From Arrhenius activation, the relaxation time is then

\tau_\alpha(T) = \tau_0 \exp\left(\frac{A}{T S_{\rm conf}(T)}\right)

As temperature decreases, S_{\rm conf} drops, causing \tau_\alpha to increase rapidly. If S_{\rm conf} vanishes at the Kauzmann temperature T_K, relaxation time diverges, reproducing the VFT form: \tau_\alpha(T) \sim \exp\left(\frac{B}{T - T_0}\right) with T_0 \approx T_K. This connects the kinetic slowdown to loss of configurational entropy making the theory thermodynamic.

It also points to a critical divergence: the size of the CRR needs to diverge as we approach T_K to have S_{conf} \to 0.

  • Evidence for decreasing configurational entropy, but debated existence of a true thermodynamic transition.

A dynamic theory: dynamical facilitation

Alternative model: glassy systems are universally heterogeneous in space and time: their mobility is very broadly distributed, with regions of high mobility coexisting with regions of low mobility.

This dynamical coexistence is called dynamical heterogeneity and can be formalised as a dynamical phase transition.

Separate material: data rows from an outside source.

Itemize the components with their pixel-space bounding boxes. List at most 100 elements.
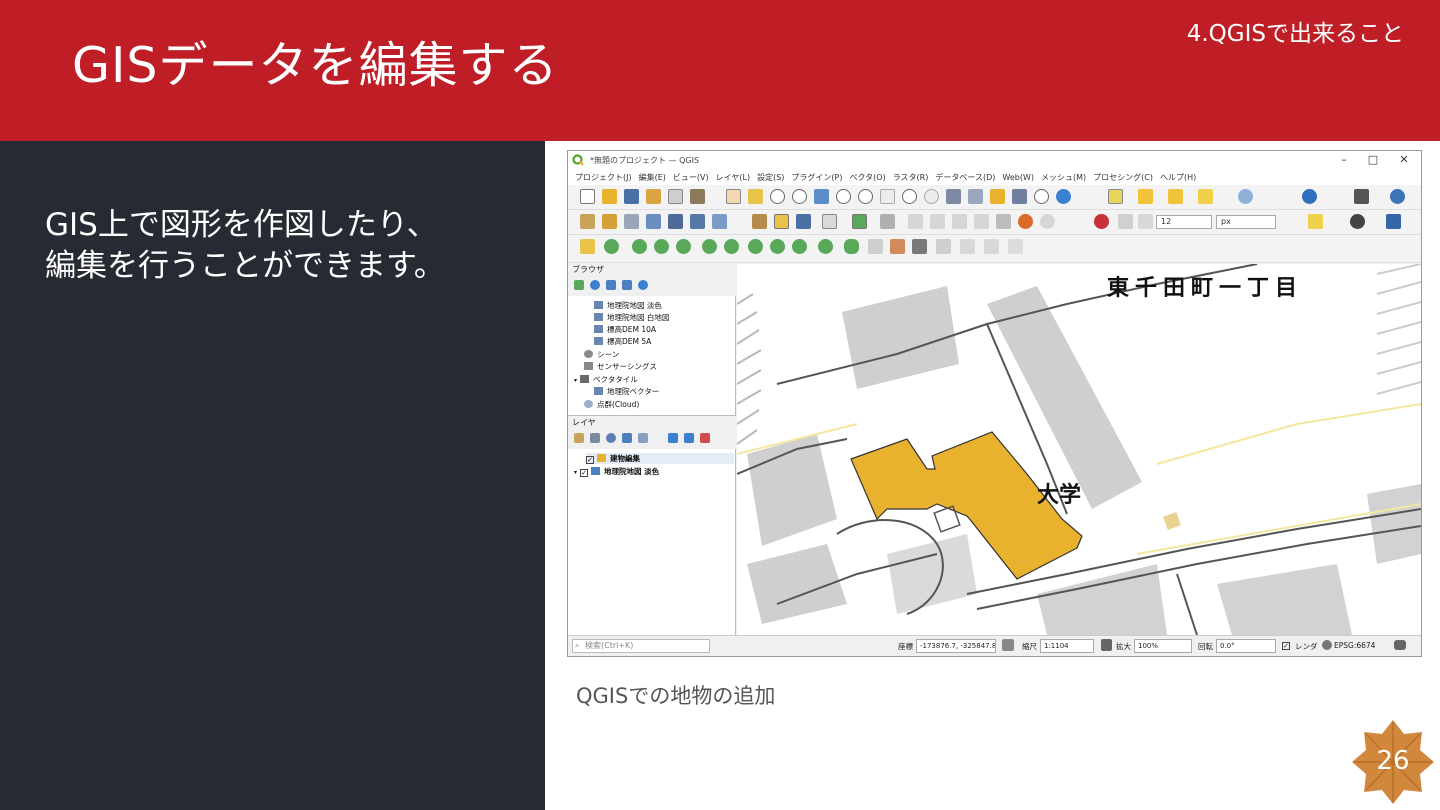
shape-digitizing-icon[interactable]	[1008, 239, 1023, 254]
expand-all-icon[interactable]	[668, 433, 678, 443]
text-format-icon[interactable]	[1138, 214, 1153, 229]
select-features-icon[interactable]	[1108, 189, 1123, 204]
filter-selection-icon[interactable]	[1198, 189, 1213, 204]
add-group-icon[interactable]	[590, 433, 600, 443]
scale-field[interactable]: 1:1104	[1040, 639, 1094, 653]
menu-vector[interactable]: ベクタ(O)	[850, 172, 886, 183]
style-manager-icon[interactable]	[690, 189, 705, 204]
identify-icon[interactable]	[1238, 189, 1253, 204]
magnifier-field[interactable]: 100%	[1134, 639, 1192, 653]
browser-item[interactable]: 地理院ベクター	[594, 386, 659, 397]
font-size-spinbox[interactable]: 12	[1156, 215, 1212, 229]
menu-mesh[interactable]: メッシュ(M)	[1041, 172, 1086, 183]
undo-icon[interactable]	[1018, 214, 1033, 229]
menu-view[interactable]: ビュー(V)	[673, 172, 709, 183]
visibility-icon[interactable]	[606, 433, 616, 443]
add-vector-icon[interactable]	[624, 214, 639, 229]
rotate-symbol-icon[interactable]	[936, 239, 951, 254]
filter-icon[interactable]	[606, 280, 616, 290]
coordinate-field[interactable]: -173876.7, -325847.8	[916, 639, 996, 653]
add-line-icon[interactable]	[822, 214, 837, 229]
new-project-icon[interactable]	[580, 189, 595, 204]
fill-ring-icon[interactable]	[702, 239, 717, 254]
split-parts-icon[interactable]	[912, 239, 927, 254]
minimize-icon[interactable]: –	[1334, 153, 1354, 167]
pan-hand-icon[interactable]	[726, 189, 741, 204]
advanced-digitizing-icon[interactable]	[580, 239, 595, 254]
lock-icon[interactable]	[1101, 639, 1112, 651]
zoom-full-icon[interactable]	[814, 189, 829, 204]
pan-to-selection-icon[interactable]	[748, 189, 763, 204]
split-features-icon[interactable]	[818, 239, 833, 254]
label-tool-icon[interactable]	[1118, 214, 1133, 229]
collapse-layers-icon[interactable]	[684, 433, 694, 443]
add-wms-icon[interactable]	[690, 214, 705, 229]
properties-info-icon[interactable]	[638, 280, 648, 290]
layer-filter-icon[interactable]	[622, 433, 632, 443]
paste-features-icon[interactable]	[996, 214, 1011, 229]
python-icon[interactable]	[1390, 189, 1405, 204]
menu-processing[interactable]: プロセシング(C)	[1093, 172, 1153, 183]
remove-layer-icon[interactable]	[700, 433, 710, 443]
browser-item[interactable]: シーン	[584, 349, 619, 360]
menu-project[interactable]: プロジェクト(J)	[575, 172, 632, 183]
zoom-in-icon[interactable]	[770, 189, 785, 204]
unit-select[interactable]: px	[1216, 215, 1276, 229]
zoom-last-icon[interactable]	[902, 189, 917, 204]
reshape-feature-icon[interactable]	[770, 239, 785, 254]
digitize-icon[interactable]	[752, 214, 767, 229]
crs-label[interactable]: EPSG:6674	[1334, 641, 1375, 650]
menu-layer[interactable]: レイヤ(L)	[716, 172, 750, 183]
zoom-layer-icon[interactable]	[858, 189, 873, 204]
deselect-icon[interactable]	[1168, 189, 1183, 204]
layer-checkbox[interactable]: ✓	[586, 456, 594, 464]
help-icon[interactable]	[1386, 214, 1401, 229]
menu-raster[interactable]: ラスタ(R)	[893, 172, 929, 183]
chevron-down-icon[interactable]: ▾	[574, 469, 577, 476]
save-edits-icon[interactable]	[796, 214, 811, 229]
show-bookmarks-icon[interactable]	[1012, 189, 1027, 204]
cut-features-icon[interactable]	[952, 214, 967, 229]
rotation-field[interactable]: 0.0°	[1216, 639, 1276, 653]
render-checkbox[interactable]: ✓	[1282, 642, 1290, 650]
open-project-icon[interactable]	[602, 189, 617, 204]
rotate-feature-icon[interactable]	[604, 239, 619, 254]
menu-web[interactable]: Web(W)	[1002, 173, 1034, 182]
zoom-native-icon[interactable]	[880, 189, 895, 204]
menu-database[interactable]: データベース(D)	[935, 172, 995, 183]
zoom-out-icon[interactable]	[792, 189, 807, 204]
project-template-icon[interactable]	[646, 189, 661, 204]
add-raster-icon[interactable]	[646, 214, 661, 229]
add-ring-icon[interactable]	[654, 239, 669, 254]
close-icon[interactable]: ✕	[1394, 153, 1414, 167]
new-3d-view-icon[interactable]	[968, 189, 983, 204]
browser-item[interactable]: 標高DEM 10A	[594, 324, 656, 335]
add-part-icon[interactable]	[676, 239, 691, 254]
delete-part-icon[interactable]	[748, 239, 763, 254]
print-layout-icon[interactable]	[668, 189, 683, 204]
browser-item[interactable]: 地理院地図 白地図	[594, 312, 669, 323]
toggle-editing-pencil-icon[interactable]	[774, 214, 789, 229]
offset-curve-icon[interactable]	[792, 239, 807, 254]
menu-help[interactable]: ヘルプ(H)	[1160, 172, 1196, 183]
menu-settings[interactable]: 設定(S)	[757, 172, 784, 183]
collapse-all-icon[interactable]	[622, 280, 632, 290]
refresh-icon[interactable]	[1056, 189, 1071, 204]
trim-extend-icon[interactable]	[890, 239, 905, 254]
layer-styling-icon[interactable]	[574, 433, 584, 443]
redo-icon[interactable]	[1040, 214, 1055, 229]
select-by-value-icon[interactable]	[1138, 189, 1153, 204]
layer-item[interactable]: ▾ ✓ 地理院地図 淡色	[574, 466, 659, 477]
reverse-line-icon[interactable]	[984, 239, 999, 254]
zoom-selection-icon[interactable]	[836, 189, 851, 204]
bookmark-icon[interactable]	[990, 189, 1005, 204]
vertex-tool-icon[interactable]	[880, 214, 895, 229]
add-polygon-icon[interactable]	[852, 214, 867, 229]
browser-item[interactable]: 標高DEM 5A	[594, 336, 651, 347]
modify-attributes-icon[interactable]	[908, 214, 923, 229]
coordinate-toggle-icon[interactable]	[1002, 639, 1014, 651]
save-project-icon[interactable]	[624, 189, 639, 204]
browser-item[interactable]: ▾ ベクタタイル	[574, 374, 638, 385]
browser-item[interactable]: 地理院地図 淡色	[594, 300, 662, 311]
expression-filter-icon[interactable]	[638, 433, 648, 443]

Key idea: Mobility facilitates more mobility

  • Relaxation occurs only near already-mobile regions
  • No underlying thermodynamic transition required

Temperature dependence:

  • High T: Many mobile regions → fast relaxation
  • Low T: Few mobile regions → cooperative motion required → slow relaxation

The relaxation time follows a parabolic law \log \tau_\alpha(T) \sim J^2 \left( \frac{1}{T} - \frac{1}{T_0} \right)^2

Unlike VFT, no finite-temperature divergence, no criticality, but still captures super-Arrhenius behavior.

- Recent evidence suggests facilitation as a dominating mechanism for relaxation at low temperatures.

Demonstration of facilitated dynamics and dynamical heterogeneities

Time evolution of the magnitude of the displacement field in a model of glass governed by dynamical facilitation from Hasym and Mandadapu PNAS (2024):

Excitations emerge and trigger further mobility in their vicinity, leading to a cascade of relaxation events.

Unification

  • Much more to glassy dynamics:
    • geometrical frustration
    • local structures
    • growth of lengthscales
    • jamming
    • mean field solutions (see Nobel Prize Giorgio Parisi)

Ongoing work to unify the various scenarios.

  • Example: Turci et al PRX (2017): a numerical demonstration that an extension dynamical facilitation is compatible with decreasing entropies, emergence of local structures and criticality.

Phase diagram for structural-dynamical coexistence in glasses.